Line Filters in Cilk

Here’s the translation of the Go line filter program to Cilk:

#include <iostream>
#include <string>
#include <algorithm>
#include <cilk/cilk.h>

int main() {
    std::string line;

    // Read lines from stdin
    while (std::getline(std::cin, line)) {
        // Use Cilk to parallelize the uppercase conversion
        cilk_for (int i = 0; i < line.length(); ++i) {
            line[i] = std::toupper(line[i]);
        }

        // Write out the uppercased line
        std::cout << line << std::endl;
    }

    // Check for errors during input
    if (std::cin.bad()) {
        std::cerr << "error: " << std::strerror(errno) << std::endl;
        return 1;
    }

    return 0;
}

A line filter is a common type of program that reads input on stdin, processes it, and then prints some derived result to stdout. grep and sed are common line filters.

Here’s an example line filter in Cilk that writes a capitalized version of all input text. You can use this pattern to write your own Cilk line filters.

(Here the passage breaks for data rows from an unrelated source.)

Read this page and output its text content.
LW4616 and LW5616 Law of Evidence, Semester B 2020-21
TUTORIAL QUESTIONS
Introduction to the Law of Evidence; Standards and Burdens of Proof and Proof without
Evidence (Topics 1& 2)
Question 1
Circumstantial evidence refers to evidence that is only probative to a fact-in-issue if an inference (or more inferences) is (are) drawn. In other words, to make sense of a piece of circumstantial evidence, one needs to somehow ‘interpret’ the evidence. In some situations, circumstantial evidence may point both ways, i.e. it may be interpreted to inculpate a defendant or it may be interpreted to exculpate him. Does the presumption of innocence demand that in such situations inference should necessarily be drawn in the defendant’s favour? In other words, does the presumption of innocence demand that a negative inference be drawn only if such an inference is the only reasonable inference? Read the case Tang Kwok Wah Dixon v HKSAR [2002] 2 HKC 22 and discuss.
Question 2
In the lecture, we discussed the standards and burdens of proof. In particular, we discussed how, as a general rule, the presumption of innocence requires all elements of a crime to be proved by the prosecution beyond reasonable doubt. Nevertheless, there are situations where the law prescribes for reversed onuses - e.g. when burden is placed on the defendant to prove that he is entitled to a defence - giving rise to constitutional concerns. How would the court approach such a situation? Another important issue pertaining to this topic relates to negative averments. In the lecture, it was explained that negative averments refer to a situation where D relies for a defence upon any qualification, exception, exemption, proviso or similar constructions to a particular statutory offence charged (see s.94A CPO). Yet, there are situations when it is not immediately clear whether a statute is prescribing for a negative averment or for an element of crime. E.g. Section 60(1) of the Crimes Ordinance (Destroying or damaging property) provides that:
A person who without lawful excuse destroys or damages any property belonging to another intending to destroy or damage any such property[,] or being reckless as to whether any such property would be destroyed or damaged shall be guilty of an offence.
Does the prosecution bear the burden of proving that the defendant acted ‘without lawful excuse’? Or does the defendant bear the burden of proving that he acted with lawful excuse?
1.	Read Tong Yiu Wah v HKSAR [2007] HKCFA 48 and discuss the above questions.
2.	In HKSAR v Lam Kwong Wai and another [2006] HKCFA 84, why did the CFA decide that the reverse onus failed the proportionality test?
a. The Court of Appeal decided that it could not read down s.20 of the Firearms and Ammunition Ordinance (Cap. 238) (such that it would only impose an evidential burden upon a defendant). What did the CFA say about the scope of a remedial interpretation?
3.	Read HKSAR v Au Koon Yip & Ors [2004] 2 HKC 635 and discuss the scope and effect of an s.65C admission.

The program uses std::getline to read input line by line from std::cin. For each line, it uses a cilk_for loop to parallelize the uppercase conversion of each character. This demonstrates how Cilk can be used to easily parallelize operations on the input data.

The std::toupper function is used to convert each character to uppercase. After processing, the uppercased line is printed to std::cout.

After the main loop, the program checks for any errors that might have occurred during input. If an error is detected, it prints an error message to std::cerr and exits with a non-zero status.

To try out our line filter, first make a file with a few lowercase lines.

$ echo 'hello'   > /tmp/lines
$ echo 'filter' >> /tmp/lines

Then compile and use the line filter to get uppercase lines.

$ g++ -fcilkplus line_filter.cpp -o line_filter
$ cat /tmp/lines | ./line_filter
HELLO
FILTER

This example demonstrates how Cilk can be used to create a parallel line filter, potentially improving performance for processing large amounts of text data.